In 1879, some rock paintings were found by Homines Sapientis in a cave in Altamira, in North-West Spain. Those first signs of man dating back to the Upper Paleolithic (36,000 – 10,500 B.C.), are recognized today as the most archaic forms of visual communication. This brief introduction serves to present the work: “The trees die standing”, made by the artist Sebastiano Sofia (Verona, 1986).
It is easy to imagine, lingering on the threshold, the entrance of a cave or, more precisely, a portion of it located in an exhibition hall. Alone and unadorned, the work expands in space like a two-faced monolith. It’s required of us: movement, vertigo and multiple changes of perspective; you need to get closer, get lost in the details, follow the nervous traces to begin to distinguish the shapes. Its surface exists to be penetrated visually and physically, developing upwardly, until our horizontal orientation perfectly coincides with the compositional rhythm. We recognize a forest of solemn trunks, a not very forgiving nature to most, but in which the artist seems to find a sense of protection and inner peace. Sofia wants to show us another idea of world not to escape the real one, but rather as an act of courage and awareness, managing to merge with the environment represented, even if He does not explicitly withdraw. The artist uses almost exclusively coal, whether embers for the backgrounds or fragments of charcoal for the details. Layers upon layers of dust overlap, filling the available area with an ashy black, alternating with moments of milky paint, holes, rips and breakages.
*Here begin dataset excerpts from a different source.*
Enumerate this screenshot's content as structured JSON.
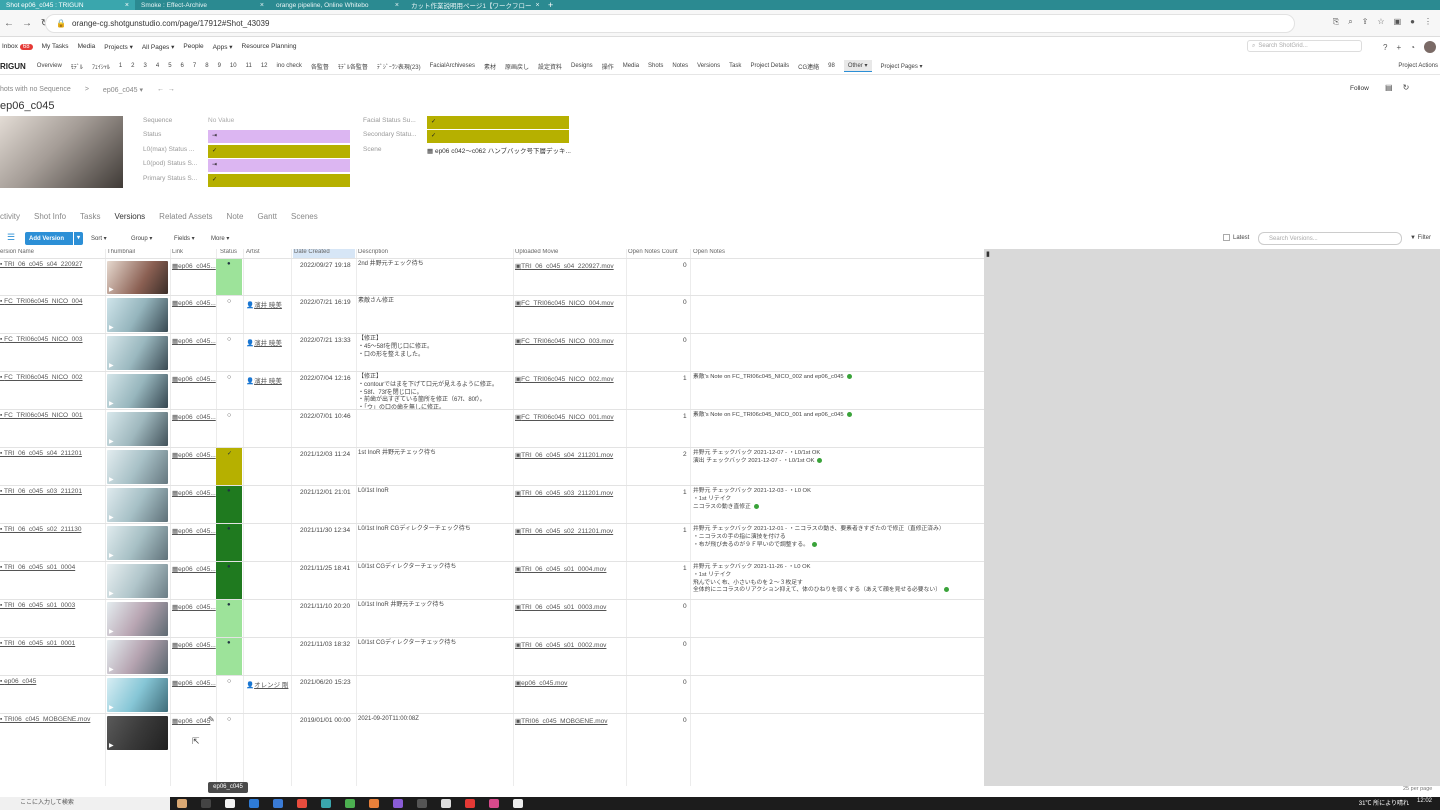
{
  "browser": {
    "tabs": [
      {
        "label": "Shot ep06_c045 : TRIGUN",
        "active": true
      },
      {
        "label": "Smoke : Effect-Archive",
        "active": false
      },
      {
        "label": "orange pipeline, Online Whitebo",
        "active": false
      },
      {
        "label": "カット作業説明用ページ1【ワークフロー",
        "active": false
      }
    ],
    "url": "orange-cg.shotgunstudio.com/page/17912#Shot_43039"
  },
  "globalnav": {
    "inbox_label": "Inbox",
    "inbox_count": "68",
    "items": [
      "My Tasks",
      "Media",
      "Projects ▾",
      "All Pages ▾",
      "People",
      "Apps ▾",
      "Resource Planning"
    ],
    "search_placeholder": "Search ShotGrid..."
  },
  "projectnav": {
    "project": "RIGUN",
    "items": [
      "Overview",
      "ﾓﾃﾞﾙ",
      "ﾌｪｲｼｬﾙ",
      "1",
      "2",
      "3",
      "4",
      "5",
      "6",
      "7",
      "8",
      "9",
      "10",
      "11",
      "12",
      "ino check",
      "各監督",
      "ﾓﾃﾞﾙ各監督",
      "ﾃﾞｼﾞｰﾗﾝ表現(23)",
      "FacialArchiveses",
      "素材",
      "原画戻し",
      "設定資料",
      "Designs",
      "操作",
      "Media",
      "Shots",
      "Notes",
      "Versions",
      "Task",
      "Project Details",
      "CG連絡",
      "98"
    ],
    "active_item": "Other ▾",
    "pages": "Project Pages ▾",
    "actions": "Project Actions"
  },
  "header": {
    "crumb_root": "hots with no Sequence",
    "crumb_sep": ">",
    "crumb_current": "ep06_c045 ▾",
    "title": "ep06_c045",
    "follow": "Follow"
  },
  "fields": {
    "sequence_label": "Sequence",
    "sequence_value": "No Value",
    "status_label": "Status",
    "lo_max_label": "L0(max) Status ...",
    "lo_pod_label": "L0(pod) Status S...",
    "primary_label": "Primary Status S...",
    "facial_label": "Facial Status Su...",
    "secondary_label": "Secondary Statu...",
    "scene_label": "Scene",
    "scene_value": "ep06 c042〜c062 ハンブバック号下層デッキ..."
  },
  "detail_tabs": [
    "ctivity",
    "Shot Info",
    "Tasks",
    "Versions",
    "Related Assets",
    "Note",
    "Gantt",
    "Scenes"
  ],
  "detail_tab_active": "Versions",
  "toolbar": {
    "add_version": "Add Version",
    "sort": "Sort ▾",
    "group": "Group ▾",
    "fields": "Fields ▾",
    "more": "More ▾",
    "latest": "Latest",
    "search_placeholder": "Search Versions...",
    "filter": "Filter"
  },
  "columns": [
    "ersion Name",
    "Thumbnail",
    "Link",
    "Status",
    "Artist",
    "Date Created",
    "Description",
    "Uploaded Movie",
    "Open Notes Count",
    "Open Notes"
  ],
  "rows": [
    {
      "name": "TRI_06_c045_s04_220927",
      "link": "ep06_c045...",
      "status": "lightgreen",
      "artist": "",
      "date": "2022/09/27 19:18",
      "desc": "2nd 井野元チェック待ち",
      "movie": "TRI_06_c045_s04_220927.mov",
      "count": "0",
      "notes": ""
    },
    {
      "name": "FC_TRI06c045_NICO_004",
      "link": "ep06_c045...",
      "status": "none",
      "artist": "濱井 暁美",
      "date": "2022/07/21 16:19",
      "desc": "素敵さん修正",
      "movie": "FC_TRI06c045_NICO_004.mov",
      "count": "0",
      "notes": ""
    },
    {
      "name": "FC_TRI06c045_NICO_003",
      "link": "ep06_c045...",
      "status": "none",
      "artist": "濱井 暁美",
      "date": "2022/07/21 13:33",
      "desc": "【修正】\n・45〜58fを閉じ口に修正。\n・口の形を整えました。",
      "movie": "FC_TRI06c045_NICO_003.mov",
      "count": "0",
      "notes": ""
    },
    {
      "name": "FC_TRI06c045_NICO_002",
      "link": "ep06_c045...",
      "status": "none",
      "artist": "濱井 暁美",
      "date": "2022/07/04 12:16",
      "desc": "【修正】\n・contourではまを下げて口元が見えるように修正。\n・58f、73fを閉じ口に。\n・前歯が出すぎている箇所を修正（67f、80f）。\n・「ウ」の口の歯を無しに修正。",
      "movie": "FC_TRI06c045_NICO_002.mov",
      "count": "1",
      "notes": "素敵's Note on FC_TRI06c045_NICO_002 and ep06_c045"
    },
    {
      "name": "FC_TRI06c045_NICO_001",
      "link": "ep06_c045...",
      "status": "none",
      "artist": "",
      "date": "2022/07/01 10:46",
      "desc": "",
      "movie": "FC_TRI06c045_NICO_001.mov",
      "count": "1",
      "notes": "素敵's Note on FC_TRI06c045_NICO_001 and ep06_c045"
    },
    {
      "name": "TRI_06_c045_s04_211201",
      "link": "ep06_c045...",
      "status": "olive",
      "artist": "",
      "date": "2021/12/03 11:24",
      "desc": "1st InoR 井野元チェック待ち",
      "movie": "TRI_06_c045_s04_211201.mov",
      "count": "2",
      "notes": "井野元 チェックバック 2021-12-07 - ・L0/1st OK\n演出 チェックバック 2021-12-07 - ・L0/1st OK"
    },
    {
      "name": "TRI_06_c045_s03_211201",
      "link": "ep06_c045...",
      "status": "darkgreen",
      "artist": "",
      "date": "2021/12/01 21:01",
      "desc": "L0/1st InoR",
      "movie": "TRI_06_c045_s03_211201.mov",
      "count": "1",
      "notes": "井野元 チェックバック 2021-12-03 - ・L0 OK\n・1st リテイク\nニコラスの動き直修正"
    },
    {
      "name": "TRI_06_c045_s02_211130",
      "link": "ep06_c045...",
      "status": "darkgreen",
      "artist": "",
      "date": "2021/11/30 12:34",
      "desc": "L0/1st InoR CGディレクターチェック待ち",
      "movie": "TRI_06_c045_s02_211201.mov",
      "count": "1",
      "notes": "井野元 チェックバック 2021-12-01 - ・ニコラスの動き、要素者きすぎたので修正（直修正済み）\n・ニコラスの手の指に演技を付ける\n・布が飛び去るのが９Ｆ早いので調整する。"
    },
    {
      "name": "TRI_06_c045_s01_0004",
      "link": "ep06_c045...",
      "status": "darkgreen",
      "artist": "",
      "date": "2021/11/25 18:41",
      "desc": "L0/1st CGディレクターチェック待ち",
      "movie": "TRI_06_c045_s01_0004.mov",
      "count": "1",
      "notes": "井野元 チェックバック 2021-11-26 - ・L0 OK\n・1st リテイク\n飛んでいく布、小さいものを２〜３枚足す\n全体的にニコラスのリアクション抑えて、体のひねりを弱くする（あえて顔を見せる必要ない）"
    },
    {
      "name": "TRI_06_c045_s01_0003",
      "link": "ep06_c045...",
      "status": "lightgreen",
      "artist": "",
      "date": "2021/11/10 20:20",
      "desc": "L0/1st InoR 井野元チェック待ち",
      "movie": "TRI_06_c045_s01_0003.mov",
      "count": "0",
      "notes": ""
    },
    {
      "name": "TRI_06_c045_s01_0001",
      "link": "ep06_c045...",
      "status": "lightgreen",
      "artist": "",
      "date": "2021/11/03 18:32",
      "desc": "L0/1st CGディレクターチェック待ち",
      "movie": "TRI_06_c045_s01_0002.mov",
      "count": "0",
      "notes": ""
    },
    {
      "name": "ep06_c045",
      "link": "ep06_c045...",
      "status": "none",
      "artist": "オレンジ 剛",
      "date": "2021/06/20 15:23",
      "desc": "",
      "movie": "ep06_c045.mov",
      "count": "0",
      "notes": ""
    },
    {
      "name": "TRI06_c045_MOBGENE.mov",
      "link": "ep06_c045",
      "status": "none",
      "artist": "",
      "date": "2019/01/01 00:00",
      "desc": "2021-09-20T11:00:08Z",
      "movie": "TRI06_c045_MOBGENE.mov",
      "count": "0",
      "notes": ""
    }
  ],
  "tooltip": "ep06_c045",
  "per_page": "25 per page",
  "taskbar": {
    "search_placeholder": "ここに入力して検索",
    "weather": "31℃ 所により晴れ",
    "clock": "12:02"
  },
  "colors": {
    "accent": "#2c8fd6",
    "lightgreen": "#9de39a",
    "darkgreen": "#1f7a1f",
    "olive": "#b6b000",
    "lavender": "#dcb6f2"
  }
}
From above and almost everywhere you can see whitish figures. Some seem to fall happily, gliding like feathers. Others, however, observe us hidden, playing an innocent yet bizarre hide and seek game, until the human merges into the grotesque. On the faces of these hominids, with fleeting smiles, however, are the eyes to speak, through the emptiness of silence.
The artist tries to concretely represent the void, digging the panels in correspondence with the eyeballs, to suggest the link with the other large painting on the back. We therefore discover a work of equal value, similar in size but opposite in tonal inversion and composition: the white has now taken on greater vigor while the features have become more nervous. If it was above all the stratification of signs and physical elements that welcomed us, it is in her face that Sofia acts by subtraction, to the point of blurring at the edges.
The eyes of the human become the eyes of the beast which for the artist can only be the same. No solution of continuity therefore, yet the doubt of belonging to one or the other remains.
Sofia intends to exclude any way out for us, suggesting deep reflection. Upon closer inspection, there are in fact at least two key points that deserve greater attention: the smile of the men, on the front side, and the hallucinated growl of the beasts, on the back. At first glance it should be precisely the teeth shown by the latter that terrify, Sofia however seems to warn us that a smile can often hide far greater ambiguities and dangers, unlike the beasts which send an instinctive defense signal, the message of which is clear: don’t – dare – any further.
We conclude this short text with a final reflection about the Sofia’s trees, through the providential words of the German painter Paul Klee: «Several times, in a forest, I felt that it was not me looking at the forest. Some days I felt that the trees were looking at me, talking to me… I was there, listening… I believe that the painter must let himself be penetrated by the universe and not want to penetrate it…”.